Ethanol losing the information war on capitol hill

Source: By John Siciliano and Jos Siegel, Washington Examiner • Posted: Tuesday, April 9, 2019

A week spent lobbying on Capitol Hill left a major ethanol coalition dismayed by lawmakers’ lack of understanding of the problems facing the industry.

One of the biggest shockers for the ethanol lobby was that lawmakers, primarily Republicans, thought that President Trump’s plan to allow for higher blends of ethanol to be sold year-round was a done deal.

“For a lot of lawmakers, they thought the E15 [15-percent ethanol blend] issue was sort of dealt with already,” Brian Jennings, president and CEO of the American Coalition for Ethanol, told John. He said that they heard a lot of: “It’s already taken care for you, right?”

The problem with that perception is that it isn’t taken care of — far from it — despite Trump making it a key part of his agenda in 2019.

In fact, the proposed rule at the Environmental Protection Agency to lift restrictions on E15 ethanol fuel blends has only just begun to work its way through the administrative process, with the oil industry already threatening to sue if it’s approved.

Jennings and his members were on the Hill last week with the intent of getting lawmakers up to speed with the significant problems they have with the pending EPA ethanol plan. However, the feedback they received from members means they have to rethink their lobbying and education campaigns.

Jennings said he and his members had to spend time clarifying that “no, it’s not taken care of for us,” and then go into the details of the EPA rule, which would actually do the opposite of Trump’s intended result by restricting sales of E15.

There are four or five pieces to the E15 rule. The only part of the proposal the ethanol industry favors is the piece that removes the Reid vapor pressure restrictions for using higher blends in the summer, instead of just the fall, winter, and part of the spring. The U.S. consumes the most gasoline in summer, and allowing E15 to be sold in the summer would open up a huge market for the industry.

Jennings was also disappointed in lawmakers’ understanding of the EPA refinery exemption program, which is separate to the E15 rule, but even just as problematic and damaging to the industry, he explained.

Since the beginning of Trump’s presidency, EPA has granted waivers to dozens of oil refineries to free them from blending ethanol into the gasoline supply as required by the law and EPA’s renewable fuel program. The ethanol industry argues that the exemptions constitute “demand destruction” for their product, and are currently suing the EPA over its use of the exemptions.

The exemptions have faced pushback from Republican Sens. Chuck Grassley and Joni Ernst of Iowa, but outside of them and a few others, most lawmakers on Capitol Hill aren’t as attuned to the problem, according to Jennings and his group.

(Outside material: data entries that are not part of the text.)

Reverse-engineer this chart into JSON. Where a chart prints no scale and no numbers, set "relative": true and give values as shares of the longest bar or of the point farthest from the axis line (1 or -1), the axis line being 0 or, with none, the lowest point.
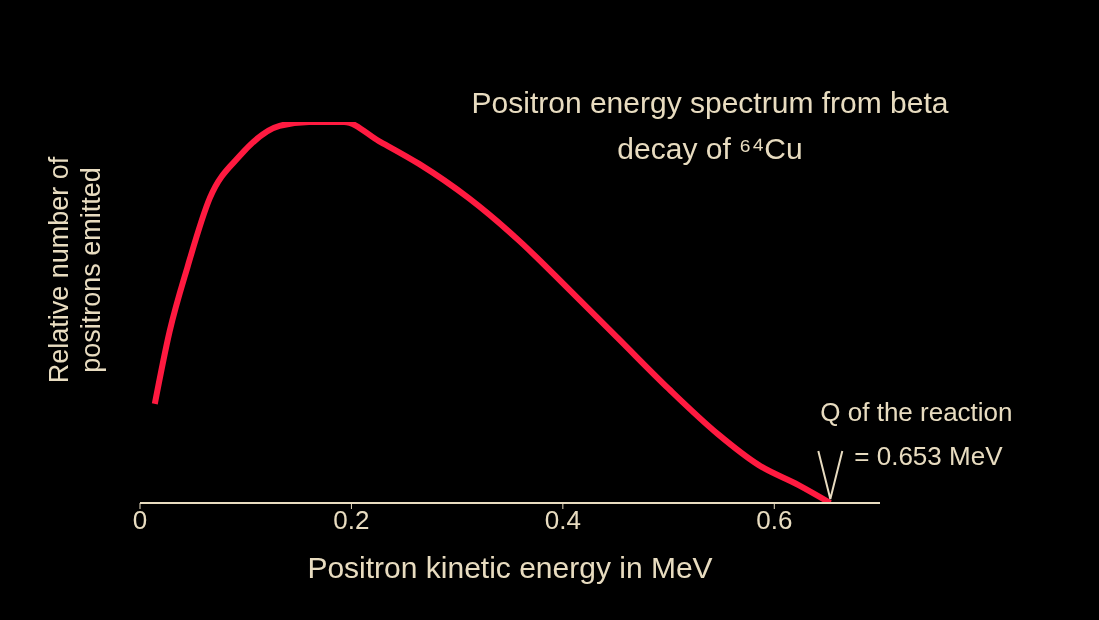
{
  "chart_data": {
    "type": "line",
    "title": "Positron energy spectrum from beta decay of ⁶⁴Cu",
    "xlabel": "Positron kinetic energy in MeV",
    "ylabel": "Relative number of positrons emitted",
    "relative": true,
    "xlim": [
      0,
      0.7
    ],
    "xticks": [
      0,
      0.2,
      0.4,
      0.6
    ],
    "grid": false,
    "legend": false,
    "marker": "none",
    "line_style": "solid",
    "annotations": [
      {
        "text": "Q of the reaction\n= 0.653 MeV",
        "x": 0.653,
        "y": 0
      }
    ],
    "series": [
      {
        "color": "#ff1a40",
        "x": [
          0.014,
          0.028,
          0.045,
          0.066,
          0.094,
          0.132,
          0.16,
          0.193,
          0.226,
          0.264,
          0.311,
          0.358,
          0.406,
          0.453,
          0.5,
          0.547,
          0.585,
          0.623,
          0.653
        ],
        "values": [
          0.26,
          0.45,
          0.62,
          0.8,
          0.91,
          0.99,
          1,
          1,
          0.95,
          0.89,
          0.8,
          0.69,
          0.56,
          0.43,
          0.3,
          0.18,
          0.1,
          0.047,
          0
        ]
      }
    ]
  }
}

Part of the problem is the complexity of the EPA renewable fuel program, or Renewable Fuel Standard, and lawmakers having a hard time keeping track of the problems it and the ethanol industry faces, says Jennings.

Ron Lamberty, vice president for policy for the coalition, told John that some lawmakers and Hill staff are still hung up over ethanol subsidies, not realizing that the primary blending tax credit that they are concerned about was repealed almost a decade ago.

Another issue that confuses lawmakers is the issue of ethanol credits, known as RINs, which are a major piece of the EPA rule for blending more E15.

The RIN changes in the E15 rule would actually undermine the sale of more 15-percent ethanol blends, and are primarily beneficial to refiners. But the subject is one of the most confusing for lawmakers to understand, said Lamberty.

“The RINs thing just confuses way too many, we’ve got to find a way to simplify that,” he said.

He added that many were surprised that there were several other pieces to the Trump E15 regulation, and that the ethanol industry finds most of the rule “troublesome.”